Figure 5. Dysregulated cytokine production by DOCK8-deficient CD4⁺ T cells is greatly improved following HSCT.

Naive and memory CD4⁺ T cells were sort-purified from the peripheral blood of healthy donors (n = 7–25), untransplanted DOCK8-deficient patients (n = 2–7), and DOCK8-deficient patients following HSCT (DOCK8 pHSCT) (n = 6–18). The cells were labeled with CFSE and then cultured under Th0 conditions (TAE beads; naive and memory), or Th1- (+IL-12), Th2- (+ IL-4), or Th17-polarizing (IL-1β, IL-6, IL-21, IL-23, TGF-β, prostaglandin E2) conditions (naive only) for 5 days. (A and B) Cells and culture supernatants were harvested to assess proliferation of (CFSE dilution) and cytokine secretion of (A) Th1 cytokines (IFN-γ/TNF-α), Th2 cytokines (IL-4/IL-5/IL-13), or Th17 cytokines (IL-17A/IL-17F) by memory CD4⁺ T cells, and of (B) of Th1 cytokines (IFN-γ/TNF-α), Th2 cytokines (IL-5/IL-13), or Th17 cytokines (IL-17A/IL-17F) naive CD4⁺ T cells. (C and D) Cells were restimulated with PMA/ionomycin before permeabilization and intracellular staining to determine proportions of cells expressing Th1 (IFN-γ, TNF-α) and Th2 (IL-4, IL-13) cytokines.
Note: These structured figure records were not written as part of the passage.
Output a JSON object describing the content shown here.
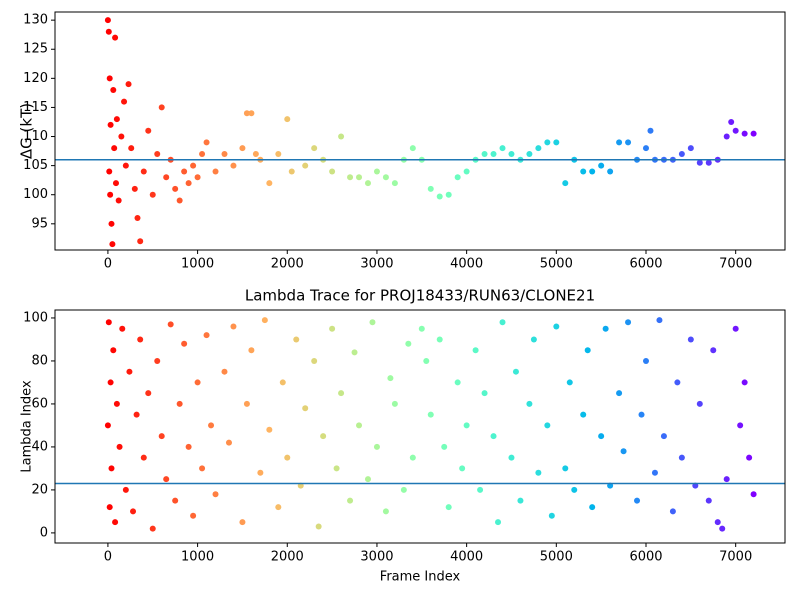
{
  "chart_data": [
    {
      "type": "scatter",
      "ylabel": "ΔG (kT)",
      "colormap": "rainbow_r",
      "hline": 106,
      "hline_color": "#1f77b4",
      "xlim": [
        -590,
        7550
      ],
      "ylim": [
        90.5,
        131.4
      ],
      "xticks": [
        0,
        1000,
        2000,
        3000,
        4000,
        5000,
        6000,
        7000
      ],
      "yticks": [
        95,
        100,
        105,
        110,
        115,
        120,
        125,
        130
      ],
      "x": [
        0,
        10,
        20,
        30,
        15,
        25,
        40,
        50,
        60,
        70,
        80,
        90,
        100,
        120,
        150,
        180,
        200,
        230,
        260,
        300,
        330,
        360,
        400,
        450,
        500,
        550,
        600,
        650,
        700,
        750,
        800,
        850,
        900,
        950,
        1000,
        1050,
        1100,
        1200,
        1300,
        1400,
        1500,
        1550,
        1600,
        1650,
        1700,
        1800,
        1900,
        2000,
        2050,
        2200,
        2300,
        2400,
        2500,
        2600,
        2700,
        2800,
        2900,
        3000,
        3100,
        3200,
        3300,
        3400,
        3500,
        3600,
        3700,
        3800,
        3900,
        4000,
        4100,
        4200,
        4300,
        4400,
        4500,
        4600,
        4700,
        4800,
        4900,
        5000,
        5100,
        5200,
        5300,
        5400,
        5500,
        5600,
        5700,
        5800,
        5900,
        6000,
        6050,
        6100,
        6200,
        6300,
        6400,
        6500,
        6600,
        6700,
        6800,
        6900,
        6950,
        7000,
        7100,
        7200
      ],
      "values": [
        130,
        128,
        120,
        112,
        104,
        100,
        95,
        91.5,
        118,
        108,
        127,
        102,
        113,
        99,
        110,
        116,
        105,
        119,
        108,
        101,
        96,
        92,
        104,
        111,
        100,
        107,
        115,
        103,
        106,
        101,
        99,
        104,
        102,
        105,
        103,
        107,
        109,
        104,
        107,
        105,
        108,
        114,
        114,
        107,
        106,
        102,
        107,
        113,
        104,
        105,
        108,
        106,
        104,
        110,
        103,
        103,
        102,
        104,
        103,
        102,
        106,
        108,
        106,
        101,
        99.7,
        100,
        103,
        104,
        106,
        107,
        107,
        108,
        107,
        106,
        107,
        108,
        109,
        109,
        102,
        106,
        104,
        104,
        105,
        104,
        109,
        109,
        106,
        108,
        111,
        106,
        106,
        106,
        107,
        108,
        105.5,
        105.5,
        106,
        110,
        112.5,
        111,
        110.5,
        110.5
      ]
    },
    {
      "type": "scatter",
      "title": "Lambda Trace for PROJ18433/RUN63/CLONE21",
      "xlabel": "Frame Index",
      "ylabel": "Lambda Index",
      "colormap": "rainbow_r",
      "hline": 23,
      "hline_color": "#1f77b4",
      "xlim": [
        -590,
        7550
      ],
      "ylim": [
        -4.7,
        103.7
      ],
      "xticks": [
        0,
        1000,
        2000,
        3000,
        4000,
        5000,
        6000,
        7000
      ],
      "yticks": [
        0,
        20,
        40,
        60,
        80,
        100
      ],
      "x": [
        0,
        10,
        20,
        30,
        40,
        60,
        80,
        100,
        130,
        160,
        200,
        240,
        280,
        320,
        360,
        400,
        450,
        500,
        550,
        600,
        650,
        700,
        750,
        800,
        850,
        900,
        950,
        1000,
        1050,
        1100,
        1150,
        1200,
        1300,
        1350,
        1400,
        1500,
        1550,
        1600,
        1700,
        1750,
        1800,
        1900,
        1950,
        2000,
        2100,
        2150,
        2200,
        2300,
        2350,
        2400,
        2500,
        2550,
        2600,
        2700,
        2750,
        2800,
        2900,
        2950,
        3000,
        3100,
        3150,
        3200,
        3300,
        3350,
        3400,
        3500,
        3550,
        3600,
        3700,
        3750,
        3800,
        3900,
        3950,
        4000,
        4100,
        4150,
        4200,
        4300,
        4350,
        4400,
        4500,
        4550,
        4600,
        4700,
        4750,
        4800,
        4900,
        4950,
        5000,
        5100,
        5150,
        5200,
        5300,
        5350,
        5400,
        5500,
        5550,
        5600,
        5700,
        5750,
        5800,
        5900,
        5950,
        6000,
        6100,
        6150,
        6200,
        6300,
        6350,
        6400,
        6500,
        6550,
        6600,
        6700,
        6750,
        6800,
        6850,
        6900,
        7000,
        7050,
        7100,
        7150,
        7200
      ],
      "values": [
        50,
        98,
        12,
        70,
        30,
        85,
        5,
        60,
        40,
        95,
        20,
        75,
        10,
        55,
        90,
        35,
        65,
        2,
        80,
        45,
        25,
        97,
        15,
        60,
        88,
        40,
        8,
        70,
        30,
        92,
        50,
        18,
        75,
        42,
        96,
        5,
        60,
        85,
        28,
        99,
        48,
        12,
        70,
        35,
        90,
        22,
        58,
        80,
        3,
        45,
        95,
        30,
        65,
        15,
        84,
        50,
        25,
        98,
        40,
        10,
        72,
        60,
        20,
        88,
        35,
        95,
        80,
        55,
        90,
        40,
        12,
        70,
        30,
        50,
        85,
        20,
        65,
        45,
        5,
        98,
        35,
        75,
        15,
        60,
        90,
        28,
        50,
        8,
        96,
        30,
        70,
        20,
        55,
        85,
        12,
        45,
        95,
        22,
        65,
        38,
        98,
        15,
        55,
        80,
        28,
        99,
        45,
        10,
        70,
        35,
        90,
        22,
        60,
        15,
        85,
        5,
        2,
        25,
        95,
        50,
        70,
        35,
        18
      ]
    }
  ]
}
Data are presented as (C) the ratio of cells expressing Th2 versus Th1 cytokines and (D) the combined percentage of cells from individual donors and patients expressing Th1 (i.e., %IFN-γ⁺/TNF-α⁺/IFN-γ⁺TNF-α⁺ cells) versus Th2 (i.e., %IL-4⁺/IL-13⁺/IL-4⁺IL-13⁺ cells) cytokines. (E and F) Intracellular expression of IL-21 by memory CD4⁺ T cells (E) and naive CD4⁺ T cells cultured under Th0- or Th1-polarizing conditions (F) cells was measured. Graphs show mean ± SEM. Statistical performed with Prism using unpaired t test with Welch’s correction; *P < 0.05, **P < 0.01, ***P < 0.005, ****P < 0.001.